Proving, once again... 
Reading is fundamental. 
Sorry, guess the eye to brain link was on the fritz. 
Have not seen any previous posts about a bad lot of scrubbies. 
At a little over $30 invested, I wouldn`t hesitate to start swapping them out.


----------



## Morwell (Feb 13, 2009)

I've been thinking about switiching to bioballs. If I do, what would be the recommended way of doing so? Removing say, 1/4 of the scrubbies weekly and replacing them with the bioballs until they are are gone? Or do you think I could do it in less time?

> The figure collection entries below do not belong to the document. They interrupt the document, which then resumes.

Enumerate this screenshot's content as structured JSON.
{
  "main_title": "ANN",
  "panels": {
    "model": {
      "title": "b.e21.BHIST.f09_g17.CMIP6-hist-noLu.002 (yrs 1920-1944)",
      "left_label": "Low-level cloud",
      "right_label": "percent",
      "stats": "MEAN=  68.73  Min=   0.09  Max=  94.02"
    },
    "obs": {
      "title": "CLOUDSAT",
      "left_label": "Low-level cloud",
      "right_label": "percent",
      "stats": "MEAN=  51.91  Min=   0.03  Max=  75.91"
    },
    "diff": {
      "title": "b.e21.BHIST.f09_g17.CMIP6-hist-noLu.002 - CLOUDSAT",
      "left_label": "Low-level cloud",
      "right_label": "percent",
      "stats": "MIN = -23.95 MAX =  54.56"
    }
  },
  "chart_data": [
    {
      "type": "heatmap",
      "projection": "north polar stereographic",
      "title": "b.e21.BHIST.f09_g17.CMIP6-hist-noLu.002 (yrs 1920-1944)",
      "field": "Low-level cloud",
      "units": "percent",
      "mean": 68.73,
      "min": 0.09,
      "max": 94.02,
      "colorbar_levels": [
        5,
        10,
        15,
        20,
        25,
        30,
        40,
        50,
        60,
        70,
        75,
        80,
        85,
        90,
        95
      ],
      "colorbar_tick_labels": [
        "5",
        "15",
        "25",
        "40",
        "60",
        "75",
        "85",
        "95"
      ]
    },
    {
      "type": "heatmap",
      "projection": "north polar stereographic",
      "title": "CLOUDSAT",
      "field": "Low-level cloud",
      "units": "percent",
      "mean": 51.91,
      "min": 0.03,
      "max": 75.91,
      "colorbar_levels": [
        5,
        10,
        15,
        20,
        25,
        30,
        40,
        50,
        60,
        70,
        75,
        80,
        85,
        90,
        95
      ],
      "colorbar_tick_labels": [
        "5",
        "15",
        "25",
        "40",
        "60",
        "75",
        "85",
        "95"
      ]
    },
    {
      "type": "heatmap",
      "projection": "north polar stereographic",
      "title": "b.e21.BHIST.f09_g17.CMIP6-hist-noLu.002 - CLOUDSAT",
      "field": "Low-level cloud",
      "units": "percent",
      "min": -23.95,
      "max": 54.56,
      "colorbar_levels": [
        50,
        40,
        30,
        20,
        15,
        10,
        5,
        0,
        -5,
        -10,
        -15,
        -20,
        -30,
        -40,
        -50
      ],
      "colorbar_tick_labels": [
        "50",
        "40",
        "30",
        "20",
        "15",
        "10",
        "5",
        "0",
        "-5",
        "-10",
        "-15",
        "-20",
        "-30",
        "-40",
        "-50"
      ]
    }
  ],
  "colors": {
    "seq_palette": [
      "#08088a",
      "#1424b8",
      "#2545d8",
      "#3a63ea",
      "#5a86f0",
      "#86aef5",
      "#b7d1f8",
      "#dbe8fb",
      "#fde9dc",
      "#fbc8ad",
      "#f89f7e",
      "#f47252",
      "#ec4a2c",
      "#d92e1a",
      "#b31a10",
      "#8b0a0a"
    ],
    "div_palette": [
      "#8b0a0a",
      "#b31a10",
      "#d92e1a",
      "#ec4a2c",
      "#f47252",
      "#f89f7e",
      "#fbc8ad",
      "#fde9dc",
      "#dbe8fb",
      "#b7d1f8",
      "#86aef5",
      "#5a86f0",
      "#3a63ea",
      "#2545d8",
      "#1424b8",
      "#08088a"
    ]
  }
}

Anyway, the other day I took my whole wet dry apart and cleaned everything very well- including the scrubbies. They were washed in water drawn from the tank. The smell went away slightly. It's not as potent as it was. Though they were not really gunky at all since I have quite a large prefilter.


----------



## Mcdaphnia (Dec 16, 2003)

I don't think I'd wait to remove any of the scrubbies. I would take them all out. If they have a plastic smell, they are not going to be useful as biosubstrate and probably have very little colonization going on. Nothing to gain by leaving them in, and lots to suggest giving them the bum's rush ASAP.


----------



## BinaryWhisper (May 5, 2006)

Mcdaphnia said:


> I don't think I'd wait to remove any of the scrubbies. I would take them all out. If they have a plastic smell, they are not going to be useful as biosubstrate and probably have very little colonization going on. Nothing to gain by leaving them in, and lots to suggest giving them the bum's rush ASAP.


agreed


----------